Segundo o consultor em planejamento estratégico Ronaldo Santos, não haveria um problema de capacidade para elevar a produção de oxigênio para os hospitais, em questão de transportes. Ele alerta que a falta de planejamento público explica o quadro atual: “deveria ter sido pedido um plano de ação das empresas para fornecimento ao longo do ano passado”, afirmou ao jornal o Estado de São Paulo.
Falta de oxigênio não acompanha demanda no país
Segundo a White Martins, a maior fornecedora de oxigênio para Manaus, o consumo de oxigênio na cidade é de 70 mil metros cúbicos diários, quase três vezes a capacidade de produção da empresa na região. Na primeira onda, a demanda era de 30 mil metros cúbicos em Manaus, mais que o dobro.

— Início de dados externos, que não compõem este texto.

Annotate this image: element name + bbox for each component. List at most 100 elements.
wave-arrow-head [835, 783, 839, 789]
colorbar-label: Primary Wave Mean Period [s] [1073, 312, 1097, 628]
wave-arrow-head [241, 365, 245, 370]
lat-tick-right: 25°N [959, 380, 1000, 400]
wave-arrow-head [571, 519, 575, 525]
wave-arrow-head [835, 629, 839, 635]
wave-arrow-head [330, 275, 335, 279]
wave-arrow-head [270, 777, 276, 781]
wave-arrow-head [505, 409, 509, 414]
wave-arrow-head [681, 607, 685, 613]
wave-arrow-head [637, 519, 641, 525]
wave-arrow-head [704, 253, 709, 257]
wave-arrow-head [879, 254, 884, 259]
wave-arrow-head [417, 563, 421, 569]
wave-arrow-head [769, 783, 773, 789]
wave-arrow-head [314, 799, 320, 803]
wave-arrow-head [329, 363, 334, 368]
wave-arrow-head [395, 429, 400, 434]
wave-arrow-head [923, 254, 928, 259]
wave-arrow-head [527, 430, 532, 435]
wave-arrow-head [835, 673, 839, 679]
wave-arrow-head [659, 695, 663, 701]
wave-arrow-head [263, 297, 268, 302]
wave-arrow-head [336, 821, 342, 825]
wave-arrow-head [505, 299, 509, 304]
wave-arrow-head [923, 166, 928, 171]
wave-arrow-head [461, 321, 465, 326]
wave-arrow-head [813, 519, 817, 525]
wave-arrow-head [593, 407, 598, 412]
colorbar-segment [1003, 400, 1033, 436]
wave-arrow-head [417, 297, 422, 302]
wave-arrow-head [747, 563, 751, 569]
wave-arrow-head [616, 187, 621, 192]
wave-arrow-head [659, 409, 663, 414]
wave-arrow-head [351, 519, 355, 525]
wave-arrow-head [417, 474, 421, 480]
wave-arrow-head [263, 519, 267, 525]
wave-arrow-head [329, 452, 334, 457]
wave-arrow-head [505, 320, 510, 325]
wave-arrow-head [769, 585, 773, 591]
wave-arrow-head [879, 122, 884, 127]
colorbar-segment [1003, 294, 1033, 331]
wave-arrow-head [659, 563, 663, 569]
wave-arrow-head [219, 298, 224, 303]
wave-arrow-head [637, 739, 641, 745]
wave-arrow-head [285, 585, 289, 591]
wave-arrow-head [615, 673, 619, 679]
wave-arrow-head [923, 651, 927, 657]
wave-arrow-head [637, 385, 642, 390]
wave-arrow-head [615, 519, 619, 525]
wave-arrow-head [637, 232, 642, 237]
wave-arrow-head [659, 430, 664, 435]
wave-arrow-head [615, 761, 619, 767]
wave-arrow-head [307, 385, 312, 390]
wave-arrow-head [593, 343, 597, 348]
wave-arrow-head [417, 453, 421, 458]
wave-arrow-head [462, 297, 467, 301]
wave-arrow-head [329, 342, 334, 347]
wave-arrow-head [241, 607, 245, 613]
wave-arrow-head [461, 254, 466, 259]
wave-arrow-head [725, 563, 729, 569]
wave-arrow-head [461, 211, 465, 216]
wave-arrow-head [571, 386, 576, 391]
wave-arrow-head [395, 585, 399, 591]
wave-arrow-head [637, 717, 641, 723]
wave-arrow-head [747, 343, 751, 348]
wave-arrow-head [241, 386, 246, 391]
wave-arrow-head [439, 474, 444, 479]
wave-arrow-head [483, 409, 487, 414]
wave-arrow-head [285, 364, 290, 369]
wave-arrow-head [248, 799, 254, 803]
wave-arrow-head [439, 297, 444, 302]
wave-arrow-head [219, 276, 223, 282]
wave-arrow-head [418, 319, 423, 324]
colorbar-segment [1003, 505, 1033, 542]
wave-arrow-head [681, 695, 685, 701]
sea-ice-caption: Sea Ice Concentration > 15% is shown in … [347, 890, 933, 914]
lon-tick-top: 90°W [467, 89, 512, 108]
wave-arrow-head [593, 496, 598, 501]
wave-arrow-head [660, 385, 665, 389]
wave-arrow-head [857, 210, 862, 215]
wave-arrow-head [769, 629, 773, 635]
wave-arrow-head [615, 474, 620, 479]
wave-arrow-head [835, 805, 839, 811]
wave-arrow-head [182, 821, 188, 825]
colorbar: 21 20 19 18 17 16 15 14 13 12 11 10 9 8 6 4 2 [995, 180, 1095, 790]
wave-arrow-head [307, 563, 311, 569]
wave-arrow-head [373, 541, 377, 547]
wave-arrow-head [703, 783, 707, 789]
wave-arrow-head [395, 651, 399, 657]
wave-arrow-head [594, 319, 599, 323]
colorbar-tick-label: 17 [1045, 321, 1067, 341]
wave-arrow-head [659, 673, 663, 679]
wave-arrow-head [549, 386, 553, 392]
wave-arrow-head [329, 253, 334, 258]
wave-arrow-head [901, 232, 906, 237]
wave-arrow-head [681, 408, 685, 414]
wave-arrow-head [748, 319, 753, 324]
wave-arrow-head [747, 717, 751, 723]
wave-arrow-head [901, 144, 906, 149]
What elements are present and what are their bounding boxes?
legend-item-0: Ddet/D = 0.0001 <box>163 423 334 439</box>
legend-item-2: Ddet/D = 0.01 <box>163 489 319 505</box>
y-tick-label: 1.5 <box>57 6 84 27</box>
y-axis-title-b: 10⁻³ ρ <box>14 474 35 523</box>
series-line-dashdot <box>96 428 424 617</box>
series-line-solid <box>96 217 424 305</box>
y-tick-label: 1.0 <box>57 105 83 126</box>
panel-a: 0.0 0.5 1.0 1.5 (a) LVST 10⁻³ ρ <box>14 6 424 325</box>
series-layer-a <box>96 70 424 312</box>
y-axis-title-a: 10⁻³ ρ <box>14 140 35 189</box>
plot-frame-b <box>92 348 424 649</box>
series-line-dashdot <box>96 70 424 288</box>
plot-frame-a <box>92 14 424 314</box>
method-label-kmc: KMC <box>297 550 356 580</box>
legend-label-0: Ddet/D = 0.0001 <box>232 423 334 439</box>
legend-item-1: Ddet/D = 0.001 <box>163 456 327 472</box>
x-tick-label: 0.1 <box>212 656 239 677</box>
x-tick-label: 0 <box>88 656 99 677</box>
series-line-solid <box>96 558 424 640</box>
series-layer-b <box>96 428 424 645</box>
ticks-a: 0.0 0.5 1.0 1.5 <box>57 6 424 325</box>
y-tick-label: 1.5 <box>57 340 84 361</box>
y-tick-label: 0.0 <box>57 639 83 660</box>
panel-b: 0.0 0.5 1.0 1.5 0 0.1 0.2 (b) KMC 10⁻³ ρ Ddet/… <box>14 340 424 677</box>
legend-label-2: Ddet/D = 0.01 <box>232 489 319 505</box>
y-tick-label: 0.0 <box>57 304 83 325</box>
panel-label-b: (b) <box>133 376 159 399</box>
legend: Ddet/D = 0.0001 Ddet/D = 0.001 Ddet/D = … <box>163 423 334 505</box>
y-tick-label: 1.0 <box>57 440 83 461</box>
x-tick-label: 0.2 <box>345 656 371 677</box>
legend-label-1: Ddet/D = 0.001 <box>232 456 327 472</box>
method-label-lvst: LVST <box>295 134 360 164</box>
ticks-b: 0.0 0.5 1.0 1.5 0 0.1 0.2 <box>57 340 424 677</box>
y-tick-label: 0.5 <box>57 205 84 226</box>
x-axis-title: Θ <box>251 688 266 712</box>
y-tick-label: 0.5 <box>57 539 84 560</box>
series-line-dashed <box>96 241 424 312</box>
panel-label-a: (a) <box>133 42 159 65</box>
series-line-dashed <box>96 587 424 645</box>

A White Martins está ampliando sua produção para 28 mil metros cúbicos, além de deslocar oxigênio de outras sete fábricas do país. A empresa recebeu autorização da Agência Nacional de Vigilância Sanitária (Anvisa) para reduzir temporariamente o percentual de pureza do oxigênio de 99% para 95%, o que facilitaria o aumento da produção.
Mesmo que muitas doações estejam sendo feitas por todo o país, a falta de oxigênio em Manaus também se deve à dificuldade de transportar o produto. Além disso, especialistas em logística apontam que existe uma limitação de quantidade do produto para transporte por via aérea porque a carga é perigosa, e nem toda aeronave está adaptada para levá-la. A Fiam, federação das indústrias do estado do Amazonas, alega que o cenário é de caos e que o governo do estado fala em licitar 11 minifábricas de oxigênio para hospitais, segundo Antônio Silva, presidente da entidade.
A falta de oxigênio pode se alastrar pelo país?
Para o professor de Gestão de Cadeia de Suprimentos do Insper Vinícius Picanço, a situação que ocorre em Manaus pode acontecer em outros estados, ainda mais com a chegada da nova cepa do coronavírus. Ele evidencia que locais com com limitações na infraestrutura de transportes, como parte do Nordeste e o interior do país, podem ser os mais afetados. Picanço evidencia a importância do planejamento.
O Brasil registrou 1.131 mortes pela Covid-19 na última sexta-feira (15), chegando ao total de 208.291 óbitos desde o começo da pandemia. A variação da média móvel de casos foi de +37% em comparação à média de 14 dias atrás, indicando tendência de crescimento nos óbitos pela doença.
“Não dá para dizer que era imprevisível a escassez. Por mais que a demanda tenha um comportamento exponencial, existem modelos matemáticos para isso. A questão envolve logística e previsão de estoque”, disse. “Houve tempo na pandemia de posicionar os estoques adequadamente, de armazenar insumos em regiões estratégicas”, afirma.
O consultor Ronaldo Santos ainda alerta para outro problema: a falta de tanques para transportar o produto no estado líquido: “Não temos grande produção, as empresas importam da Índia e da China. E a maior parte dos hospitais recebe esse oxigênio líquido em tanques, já que os cilindros têm volume menor. Muitas empresas têm realocado os tanques da indústria, mas não é rápido.”
Os especialistas temem falha na oferta de oxigênio em outras partes do país a depender do aumento de casos. Contudo, afirmam que o tempo de reação seria menor do que em Manaus. Jorge Mathuiy, diretor comercial da MAT, maior produtora de cilindros do Brasil, declarou que já está aumentando sua produção de 22 mil cilindros por mês para 25 mil para se preparar para o aumento da demanda.